The evolution of Zionist behavior resulting in acts of ethnic cleansing and genocide, has acted as a catalyst that split the Jewish population worldwide on the issue of Jewish ethics. This has happened in conjunction with the Zionist claim that Israel represents all Jews. A November 2024 survey sponsored by the nonpartisan Jewish Electorate Institute, revealed “a striking generation gap in American Jews’ attitudes toward President Biden’s strong support for [and complicity with] Israel.” 47% of American Jews between the ages of 18 and 35, objected to both that strong, uncritical support and, by extension, the Zionist claim that it represented Judaism. “Groups like Jewish Voice for Peace … argue that Israel’s militarism is out of step with … Jewish values [and JVP seeks to] advance a Judaism aligning with our spiritual and moral commitments.”
We do not know the life situations that led today’s American Jewish protesters to choose a path that challenges their community’s thought collective. Let’s assume that some of them were brought up with the same Jewish values practiced in the household mentioned by Hanin Majadli at the beginning of this essay. Let us also assume that many of these households imported the comings and goings of Zionist Israel into their own sphere of personnel American experience. However, their reactions to Israeli persecution of the Palestinians would have been filtered through their brand of American culture. While Israel’s narrative is one of Jewish state-building as a defense against antisemitism, American culture has many narratives, one of which is the struggle for racial equality and the role American Jews have played in it. That narrative challenges the Zionist practices used to fulfill the Israeli narrative.
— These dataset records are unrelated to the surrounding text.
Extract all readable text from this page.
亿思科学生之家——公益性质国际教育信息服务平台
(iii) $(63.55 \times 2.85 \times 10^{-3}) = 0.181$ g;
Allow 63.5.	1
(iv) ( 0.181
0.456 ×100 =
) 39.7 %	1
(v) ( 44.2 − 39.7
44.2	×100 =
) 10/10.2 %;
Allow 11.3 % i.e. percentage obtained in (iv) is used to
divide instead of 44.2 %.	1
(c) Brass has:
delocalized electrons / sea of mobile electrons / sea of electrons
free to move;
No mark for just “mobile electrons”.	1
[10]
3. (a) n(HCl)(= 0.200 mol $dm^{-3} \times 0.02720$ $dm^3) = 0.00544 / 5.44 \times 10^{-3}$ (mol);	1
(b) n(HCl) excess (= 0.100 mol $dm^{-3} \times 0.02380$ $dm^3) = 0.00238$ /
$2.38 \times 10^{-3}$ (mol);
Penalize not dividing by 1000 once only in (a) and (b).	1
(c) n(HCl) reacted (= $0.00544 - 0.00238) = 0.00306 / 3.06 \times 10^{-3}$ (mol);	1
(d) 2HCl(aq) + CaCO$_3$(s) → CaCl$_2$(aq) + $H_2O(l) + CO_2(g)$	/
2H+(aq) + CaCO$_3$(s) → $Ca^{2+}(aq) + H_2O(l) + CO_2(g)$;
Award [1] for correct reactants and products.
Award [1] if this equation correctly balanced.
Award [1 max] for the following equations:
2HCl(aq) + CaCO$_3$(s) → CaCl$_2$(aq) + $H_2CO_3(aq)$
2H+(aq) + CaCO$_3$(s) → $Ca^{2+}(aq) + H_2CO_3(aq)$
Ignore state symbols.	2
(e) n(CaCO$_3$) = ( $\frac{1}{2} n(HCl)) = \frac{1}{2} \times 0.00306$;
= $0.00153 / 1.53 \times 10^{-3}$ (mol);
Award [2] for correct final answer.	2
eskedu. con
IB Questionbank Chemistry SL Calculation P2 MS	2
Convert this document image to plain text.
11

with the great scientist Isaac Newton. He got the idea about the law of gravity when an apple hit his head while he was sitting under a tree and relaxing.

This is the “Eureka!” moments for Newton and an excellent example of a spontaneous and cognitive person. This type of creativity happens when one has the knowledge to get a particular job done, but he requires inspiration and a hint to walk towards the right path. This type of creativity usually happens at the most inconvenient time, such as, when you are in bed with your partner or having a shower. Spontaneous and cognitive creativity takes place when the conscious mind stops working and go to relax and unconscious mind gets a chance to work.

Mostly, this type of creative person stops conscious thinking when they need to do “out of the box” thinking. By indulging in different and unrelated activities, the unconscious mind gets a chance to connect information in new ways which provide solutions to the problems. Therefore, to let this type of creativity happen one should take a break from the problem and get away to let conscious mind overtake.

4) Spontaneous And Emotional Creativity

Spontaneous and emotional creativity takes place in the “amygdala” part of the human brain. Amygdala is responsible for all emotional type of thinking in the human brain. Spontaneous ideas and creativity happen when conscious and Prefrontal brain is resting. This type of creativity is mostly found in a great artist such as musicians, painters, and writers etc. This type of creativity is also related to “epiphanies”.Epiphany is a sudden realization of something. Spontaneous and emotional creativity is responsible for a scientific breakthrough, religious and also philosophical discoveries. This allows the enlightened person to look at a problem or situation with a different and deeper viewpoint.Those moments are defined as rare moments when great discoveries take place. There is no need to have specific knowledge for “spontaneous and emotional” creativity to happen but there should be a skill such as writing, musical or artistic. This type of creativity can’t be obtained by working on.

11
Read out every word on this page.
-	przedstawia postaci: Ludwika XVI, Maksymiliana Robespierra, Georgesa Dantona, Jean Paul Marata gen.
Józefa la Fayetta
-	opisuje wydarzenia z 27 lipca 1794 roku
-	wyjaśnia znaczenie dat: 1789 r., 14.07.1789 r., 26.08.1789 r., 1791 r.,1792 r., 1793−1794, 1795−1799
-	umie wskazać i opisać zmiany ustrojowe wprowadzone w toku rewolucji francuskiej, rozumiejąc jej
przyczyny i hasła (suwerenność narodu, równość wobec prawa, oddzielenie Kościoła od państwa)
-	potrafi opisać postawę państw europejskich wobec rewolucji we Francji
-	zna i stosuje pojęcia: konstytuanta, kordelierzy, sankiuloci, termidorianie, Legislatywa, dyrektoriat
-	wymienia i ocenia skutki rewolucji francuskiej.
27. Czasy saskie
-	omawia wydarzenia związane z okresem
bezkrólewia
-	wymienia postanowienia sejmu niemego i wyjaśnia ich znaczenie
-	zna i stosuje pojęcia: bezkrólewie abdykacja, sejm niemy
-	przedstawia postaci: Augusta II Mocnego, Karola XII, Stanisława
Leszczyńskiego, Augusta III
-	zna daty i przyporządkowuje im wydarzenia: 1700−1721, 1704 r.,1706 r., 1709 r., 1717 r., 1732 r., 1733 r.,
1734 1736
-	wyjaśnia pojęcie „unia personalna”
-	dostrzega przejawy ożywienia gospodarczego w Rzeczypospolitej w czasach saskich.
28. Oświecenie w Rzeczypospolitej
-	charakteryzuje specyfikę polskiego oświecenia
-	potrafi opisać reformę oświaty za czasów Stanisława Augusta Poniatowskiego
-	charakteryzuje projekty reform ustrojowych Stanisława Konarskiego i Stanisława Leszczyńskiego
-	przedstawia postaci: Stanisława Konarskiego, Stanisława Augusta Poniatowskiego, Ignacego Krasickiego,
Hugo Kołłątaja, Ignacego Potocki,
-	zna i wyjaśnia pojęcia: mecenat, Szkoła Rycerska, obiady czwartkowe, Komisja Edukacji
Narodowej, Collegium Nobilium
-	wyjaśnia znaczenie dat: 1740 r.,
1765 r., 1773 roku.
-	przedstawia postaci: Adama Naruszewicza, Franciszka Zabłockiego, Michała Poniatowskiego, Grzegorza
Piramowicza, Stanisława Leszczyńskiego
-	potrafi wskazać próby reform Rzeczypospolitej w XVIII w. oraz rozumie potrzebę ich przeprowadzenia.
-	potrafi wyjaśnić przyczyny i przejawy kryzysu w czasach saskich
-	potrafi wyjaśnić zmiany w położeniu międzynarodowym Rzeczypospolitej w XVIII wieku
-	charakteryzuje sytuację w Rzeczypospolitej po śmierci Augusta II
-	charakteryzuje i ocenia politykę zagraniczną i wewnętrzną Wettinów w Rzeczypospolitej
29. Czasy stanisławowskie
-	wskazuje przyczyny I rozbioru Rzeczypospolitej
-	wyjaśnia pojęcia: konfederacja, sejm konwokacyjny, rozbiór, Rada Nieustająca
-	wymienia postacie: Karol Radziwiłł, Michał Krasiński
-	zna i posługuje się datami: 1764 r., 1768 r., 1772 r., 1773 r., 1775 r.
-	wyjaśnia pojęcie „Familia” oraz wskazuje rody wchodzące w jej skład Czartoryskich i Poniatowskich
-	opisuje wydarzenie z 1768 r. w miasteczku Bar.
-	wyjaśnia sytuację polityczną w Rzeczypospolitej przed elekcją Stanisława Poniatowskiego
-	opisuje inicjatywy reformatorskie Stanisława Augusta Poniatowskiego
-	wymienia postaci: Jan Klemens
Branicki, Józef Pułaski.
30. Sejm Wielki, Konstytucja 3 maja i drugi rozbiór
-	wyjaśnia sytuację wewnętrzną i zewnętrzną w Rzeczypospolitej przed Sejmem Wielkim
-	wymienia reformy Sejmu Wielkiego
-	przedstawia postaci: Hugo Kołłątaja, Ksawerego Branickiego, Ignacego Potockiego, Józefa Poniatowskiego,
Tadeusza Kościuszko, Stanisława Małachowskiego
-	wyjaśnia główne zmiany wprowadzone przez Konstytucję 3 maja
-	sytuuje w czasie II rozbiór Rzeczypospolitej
We must also assume that at least some of the childhood experiences of the American Jews protesting Israeli behavior reinforced their decision to challenge the Israeli thought collective.
Part IV —Conclusion
“Human nature” playing itself out through multiple cultures has produced a messy and mostly violent ongoing history. At least in the modern era (French Revolution forward), cultures have acted to sweep the majority into this history as willing participants—participants who will justify barbarism in the name of local and national values.
I am not sure there is much hope of the humanitarian minority becoming the majority in the foreseeable future. Cultures do evolve, but slowly and not necessarily in humane directions. They can even regress, as is the hope of Christian Fundamentalists.
Still, it is important to know what is going on and why. The theory laid out above may help answer Majadli’s question about why some folks go one way or another amidst the tension between genetics, upbringing and the dominant Thought Collective. Most often the Thought Collective overwhelms the individual, but inevitably there will be exceptions.